Exercises 1.4 Exercises
2.
Let \(f(x) =
\begin{cases}
-2x & x \ge 0, \\
-3x & x \lt 0,
\end{cases}\) and \(g(x) =
\begin{cases}
3x & x \ge 0, \\
2x & x \lt 0.
\end{cases}\)
For each for the following functions, determine whether it is differentiable at \(x=0\) and if so, compute the derivative at \(x=0\text{.}\)
-
\(\displaystyle (f+g)(x)\)
-
\(\displaystyle (fg)(x)\)
-
\(\displaystyle (f\circ g)(x)\)
-
\(\displaystyle (g\circ f)(x)\)
3.
A derivation is an operation \(D\) on functions (more general on anything that we can talk about sum and product) satisfying:-
\(D(f+g) = Df + Dg\text{;}\) and
-
\(\displaystyle D(fg) = (Df)g + f(Dg)\)
4.
-
Show that \(\ds D=x\frac{d}{dx}\) is a derivation on differentiable functions.
-
Show that \(Dc = 0\) for any constant \(c\) and that \(Dx =x\text{.}\)
-
Compute \(\ds D \frac{1}{1-x}\text{.}\) Hint: Let \(\ds h=\frac{1}{1-x}\text{.}\) Find \(Dh\) by applying \(D\) to the relation \(1=h(1-x)\text{.}\)
-
Compute \(\ds D^2 \frac{1}{1-x}\text{.}\)
5.
Differentiation alters the parity of a function. That is the derivative of an even (odd) function is odd (even).Solution.

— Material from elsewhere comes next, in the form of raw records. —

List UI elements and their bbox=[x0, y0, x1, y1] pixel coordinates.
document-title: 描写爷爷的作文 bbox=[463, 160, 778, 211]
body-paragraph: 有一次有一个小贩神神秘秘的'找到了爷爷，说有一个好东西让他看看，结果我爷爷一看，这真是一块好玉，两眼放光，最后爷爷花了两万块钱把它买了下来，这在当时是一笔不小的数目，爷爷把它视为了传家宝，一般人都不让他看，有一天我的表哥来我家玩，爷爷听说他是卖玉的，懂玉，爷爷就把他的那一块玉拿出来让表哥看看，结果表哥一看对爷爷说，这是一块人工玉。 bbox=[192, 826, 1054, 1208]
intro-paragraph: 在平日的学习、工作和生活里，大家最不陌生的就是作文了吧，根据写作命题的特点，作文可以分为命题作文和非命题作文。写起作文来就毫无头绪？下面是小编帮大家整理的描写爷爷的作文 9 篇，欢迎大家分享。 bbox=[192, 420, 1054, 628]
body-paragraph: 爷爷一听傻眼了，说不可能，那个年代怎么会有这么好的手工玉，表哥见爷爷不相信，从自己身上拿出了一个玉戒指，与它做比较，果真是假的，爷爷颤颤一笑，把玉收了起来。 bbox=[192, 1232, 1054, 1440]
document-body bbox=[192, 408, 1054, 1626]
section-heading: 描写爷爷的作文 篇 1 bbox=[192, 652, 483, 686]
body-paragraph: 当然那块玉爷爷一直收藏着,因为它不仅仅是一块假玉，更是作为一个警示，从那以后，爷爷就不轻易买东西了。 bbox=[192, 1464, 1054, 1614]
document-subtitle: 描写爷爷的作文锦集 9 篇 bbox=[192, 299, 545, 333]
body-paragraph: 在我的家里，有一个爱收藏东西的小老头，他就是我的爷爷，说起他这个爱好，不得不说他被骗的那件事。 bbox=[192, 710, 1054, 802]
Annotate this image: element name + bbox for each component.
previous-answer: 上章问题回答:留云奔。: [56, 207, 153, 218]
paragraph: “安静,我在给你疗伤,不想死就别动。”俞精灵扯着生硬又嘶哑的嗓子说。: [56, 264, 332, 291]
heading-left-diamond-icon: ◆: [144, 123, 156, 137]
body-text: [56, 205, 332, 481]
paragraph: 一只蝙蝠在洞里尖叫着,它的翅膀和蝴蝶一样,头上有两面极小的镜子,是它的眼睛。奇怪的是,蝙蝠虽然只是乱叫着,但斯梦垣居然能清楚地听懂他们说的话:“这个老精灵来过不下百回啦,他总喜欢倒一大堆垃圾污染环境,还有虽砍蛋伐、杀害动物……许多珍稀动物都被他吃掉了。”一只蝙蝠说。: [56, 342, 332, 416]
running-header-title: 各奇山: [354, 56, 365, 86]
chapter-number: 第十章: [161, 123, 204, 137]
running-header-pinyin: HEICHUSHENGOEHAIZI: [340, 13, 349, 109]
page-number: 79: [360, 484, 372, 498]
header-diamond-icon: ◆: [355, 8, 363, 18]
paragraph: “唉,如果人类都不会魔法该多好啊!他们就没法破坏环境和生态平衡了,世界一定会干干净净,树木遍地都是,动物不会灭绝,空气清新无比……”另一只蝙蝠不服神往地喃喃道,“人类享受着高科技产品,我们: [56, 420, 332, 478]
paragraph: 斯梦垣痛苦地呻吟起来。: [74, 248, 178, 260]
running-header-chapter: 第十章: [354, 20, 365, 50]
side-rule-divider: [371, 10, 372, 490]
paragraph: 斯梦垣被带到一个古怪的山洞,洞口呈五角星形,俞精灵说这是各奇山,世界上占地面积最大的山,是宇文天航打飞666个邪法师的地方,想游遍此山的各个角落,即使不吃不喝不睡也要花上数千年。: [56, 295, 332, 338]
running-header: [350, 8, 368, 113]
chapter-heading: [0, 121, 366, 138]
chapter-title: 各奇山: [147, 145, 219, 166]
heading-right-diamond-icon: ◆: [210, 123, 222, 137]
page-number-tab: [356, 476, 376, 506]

Let \(f(x)\) be a differentiable even function. So \(f(-x) =
f(x)\) for all \(x\) in the domain of \(f\text{.}\) Taking derivative on both sides, yields, according to the Chain Rule,
\begin{equation*}
f'(x) =(f(-x))'
= -f'(-x).
\end{equation*}
This shows that \(f'(x)\) is an odd function.
Similarly, if \(f(x)\) is an odd function, then
\begin{equation*}
-f'(x) = (-f(x))' = (f(-x))' = -f'(-x).
\end{equation*}
Thus, \(f'(x) = f'(-x)\) and so \(f'(x)\) is even.